さやいんげんは、水のやり過ぎや害虫に注意が必要だが、育てるのは決して難しくはない。梅雨を乗りきればしっかりと成長し、たくさんのさやいんげんを収穫できるはずだ。
■準備するもの
さやいんげんの種、培養土、肥料、プランターや鉢、支柱
■種まきは4~5月頃
さやいんげんの種まきは暖かい地域では4月中旬から、寒冷地では5月に入ったころ行う。
プランターや鉢の上端2㎝程度まで元肥を混ぜた土を入れ、種を20㎝ほどの間隔で3粒ずつまく。

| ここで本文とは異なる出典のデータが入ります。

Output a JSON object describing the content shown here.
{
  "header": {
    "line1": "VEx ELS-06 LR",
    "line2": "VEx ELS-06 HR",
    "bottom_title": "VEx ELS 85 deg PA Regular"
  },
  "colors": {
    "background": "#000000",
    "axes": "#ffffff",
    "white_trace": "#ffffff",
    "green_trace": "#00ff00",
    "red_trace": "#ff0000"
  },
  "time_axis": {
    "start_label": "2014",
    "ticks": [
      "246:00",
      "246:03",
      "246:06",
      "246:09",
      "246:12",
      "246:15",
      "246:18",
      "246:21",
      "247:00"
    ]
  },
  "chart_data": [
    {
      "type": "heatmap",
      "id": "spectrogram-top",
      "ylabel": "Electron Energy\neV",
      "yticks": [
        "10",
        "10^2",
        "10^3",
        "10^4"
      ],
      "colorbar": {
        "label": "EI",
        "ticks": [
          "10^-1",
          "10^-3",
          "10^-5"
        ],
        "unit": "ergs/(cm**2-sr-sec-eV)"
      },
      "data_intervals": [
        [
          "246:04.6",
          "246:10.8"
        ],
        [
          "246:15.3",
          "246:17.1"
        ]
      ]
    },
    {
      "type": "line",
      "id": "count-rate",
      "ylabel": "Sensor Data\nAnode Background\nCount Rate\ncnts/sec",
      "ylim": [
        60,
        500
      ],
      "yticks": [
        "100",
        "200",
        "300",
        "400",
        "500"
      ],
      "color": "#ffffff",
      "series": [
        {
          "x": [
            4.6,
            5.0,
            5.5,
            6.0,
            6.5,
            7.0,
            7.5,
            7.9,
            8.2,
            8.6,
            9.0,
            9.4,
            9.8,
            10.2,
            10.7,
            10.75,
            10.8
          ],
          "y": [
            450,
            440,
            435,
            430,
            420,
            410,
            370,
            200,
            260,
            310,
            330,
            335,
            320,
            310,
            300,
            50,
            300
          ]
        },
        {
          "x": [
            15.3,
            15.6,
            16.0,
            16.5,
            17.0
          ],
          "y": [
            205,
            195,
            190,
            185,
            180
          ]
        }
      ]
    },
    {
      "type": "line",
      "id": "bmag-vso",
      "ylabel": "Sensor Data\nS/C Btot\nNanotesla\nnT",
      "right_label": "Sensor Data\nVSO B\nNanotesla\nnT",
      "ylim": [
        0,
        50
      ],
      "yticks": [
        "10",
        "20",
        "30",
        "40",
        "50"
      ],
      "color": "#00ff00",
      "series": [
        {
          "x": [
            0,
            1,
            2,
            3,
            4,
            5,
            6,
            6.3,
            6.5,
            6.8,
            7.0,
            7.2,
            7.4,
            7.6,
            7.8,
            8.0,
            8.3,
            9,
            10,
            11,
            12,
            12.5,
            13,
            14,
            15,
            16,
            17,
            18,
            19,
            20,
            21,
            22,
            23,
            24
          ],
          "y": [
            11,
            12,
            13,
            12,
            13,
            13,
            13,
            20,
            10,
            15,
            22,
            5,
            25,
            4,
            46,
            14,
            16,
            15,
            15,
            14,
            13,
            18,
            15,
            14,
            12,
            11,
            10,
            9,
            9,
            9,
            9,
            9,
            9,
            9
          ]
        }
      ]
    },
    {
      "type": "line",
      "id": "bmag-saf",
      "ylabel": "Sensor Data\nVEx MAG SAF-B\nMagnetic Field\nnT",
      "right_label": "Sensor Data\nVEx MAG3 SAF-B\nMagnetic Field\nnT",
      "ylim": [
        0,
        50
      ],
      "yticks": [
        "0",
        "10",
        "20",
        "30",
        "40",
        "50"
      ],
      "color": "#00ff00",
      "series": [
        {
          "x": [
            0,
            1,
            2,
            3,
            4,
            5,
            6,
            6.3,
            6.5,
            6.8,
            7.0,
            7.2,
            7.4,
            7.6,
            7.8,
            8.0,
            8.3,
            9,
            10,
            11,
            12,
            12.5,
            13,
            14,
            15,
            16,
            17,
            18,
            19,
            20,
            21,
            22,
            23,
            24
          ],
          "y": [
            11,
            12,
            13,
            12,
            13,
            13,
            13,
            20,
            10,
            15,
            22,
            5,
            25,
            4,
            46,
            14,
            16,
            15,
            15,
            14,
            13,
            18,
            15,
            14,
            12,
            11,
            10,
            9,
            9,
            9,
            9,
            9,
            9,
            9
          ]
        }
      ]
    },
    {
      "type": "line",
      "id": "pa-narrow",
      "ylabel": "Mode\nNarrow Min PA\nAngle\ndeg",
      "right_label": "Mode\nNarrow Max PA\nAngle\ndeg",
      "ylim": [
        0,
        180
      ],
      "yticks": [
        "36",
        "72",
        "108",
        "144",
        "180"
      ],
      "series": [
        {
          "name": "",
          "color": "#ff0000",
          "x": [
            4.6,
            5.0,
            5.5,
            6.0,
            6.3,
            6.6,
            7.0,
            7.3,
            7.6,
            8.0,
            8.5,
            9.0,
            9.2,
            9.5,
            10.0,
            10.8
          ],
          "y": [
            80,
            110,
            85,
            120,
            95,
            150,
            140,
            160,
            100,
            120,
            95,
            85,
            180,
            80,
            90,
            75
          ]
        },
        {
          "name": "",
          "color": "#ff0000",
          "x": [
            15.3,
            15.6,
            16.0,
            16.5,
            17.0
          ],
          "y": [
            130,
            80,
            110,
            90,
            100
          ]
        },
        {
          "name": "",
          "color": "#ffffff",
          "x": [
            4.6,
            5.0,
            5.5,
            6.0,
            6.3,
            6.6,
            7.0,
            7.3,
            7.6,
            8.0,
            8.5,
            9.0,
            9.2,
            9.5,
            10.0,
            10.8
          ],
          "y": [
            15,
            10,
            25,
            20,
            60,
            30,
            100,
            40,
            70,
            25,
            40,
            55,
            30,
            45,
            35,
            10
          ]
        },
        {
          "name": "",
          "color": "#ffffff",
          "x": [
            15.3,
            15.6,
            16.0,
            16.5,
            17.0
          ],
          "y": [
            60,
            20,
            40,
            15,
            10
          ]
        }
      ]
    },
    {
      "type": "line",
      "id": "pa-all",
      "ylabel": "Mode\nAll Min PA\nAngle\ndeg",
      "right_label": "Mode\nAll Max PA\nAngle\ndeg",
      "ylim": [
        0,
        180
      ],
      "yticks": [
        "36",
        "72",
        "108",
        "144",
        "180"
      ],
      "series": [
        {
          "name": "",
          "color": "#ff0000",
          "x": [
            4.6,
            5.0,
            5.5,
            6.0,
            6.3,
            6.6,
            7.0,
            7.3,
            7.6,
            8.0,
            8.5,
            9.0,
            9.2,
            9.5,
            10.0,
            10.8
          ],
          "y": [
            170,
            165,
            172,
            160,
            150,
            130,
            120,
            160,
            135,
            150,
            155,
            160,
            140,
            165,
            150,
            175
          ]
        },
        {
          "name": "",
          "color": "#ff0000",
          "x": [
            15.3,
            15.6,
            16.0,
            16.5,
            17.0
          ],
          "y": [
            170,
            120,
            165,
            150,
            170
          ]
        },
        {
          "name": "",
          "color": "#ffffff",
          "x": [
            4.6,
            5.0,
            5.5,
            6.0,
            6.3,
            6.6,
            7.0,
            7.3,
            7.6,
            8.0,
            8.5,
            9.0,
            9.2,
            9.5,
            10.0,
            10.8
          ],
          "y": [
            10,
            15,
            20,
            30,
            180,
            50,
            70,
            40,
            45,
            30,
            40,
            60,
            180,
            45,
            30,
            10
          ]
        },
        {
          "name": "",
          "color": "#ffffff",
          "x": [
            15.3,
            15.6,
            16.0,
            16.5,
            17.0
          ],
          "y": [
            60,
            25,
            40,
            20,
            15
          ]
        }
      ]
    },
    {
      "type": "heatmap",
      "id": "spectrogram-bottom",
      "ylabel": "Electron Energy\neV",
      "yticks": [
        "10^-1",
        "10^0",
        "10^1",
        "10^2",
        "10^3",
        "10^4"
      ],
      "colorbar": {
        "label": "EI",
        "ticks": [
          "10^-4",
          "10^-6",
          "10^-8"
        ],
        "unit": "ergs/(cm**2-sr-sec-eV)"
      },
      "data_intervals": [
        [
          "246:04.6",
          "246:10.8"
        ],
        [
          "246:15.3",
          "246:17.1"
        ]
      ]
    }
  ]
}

プランターや鉢の上端2㎝程度まで元肥を混ぜた土を入れ、種を20㎝ほどの間隔で3粒ずつまく。
■育て方のポイント
発芽するまでの水やりは軽めに行おう。鳥による被害が心配な場合は不織布などで覆っておくといい。発芽し、本葉が開いてきたら間引いて2本立てにする。つるなし品種でも倒れてしまうことがあるため、麻紐などで短めの支柱にやさしく茎をくくっておくといい。発芽してからはたっぷりと水やりを行うが、雨が続く場合は軒下に移動させよう。週に一度、液体肥料を混ぜた水で水やりをするとよく育つ。
■収穫のタイミング
つるなしの場合、種まきから2ヶ月弱で収穫できる。あまり育ちすぎるとさやが硬くなってしまうため、10~15㎝ほどの若いうちに収穫しよう。茎を傷つけないようハサミでヘタ部分をカットするのがポイントだ。さやいんげんはあまり日持ちしないため、収穫したら早めに調理してしまおう。
結論
さやいんげんはベランダなどでも育てることができるため、家庭菜園の初心者にもぴったりだ。自分で育てた収穫したてのさやいんげんの味は格別のはず。ぜひ花が咲いたタイミングで再度種をまき、3度の収穫を楽しみたい。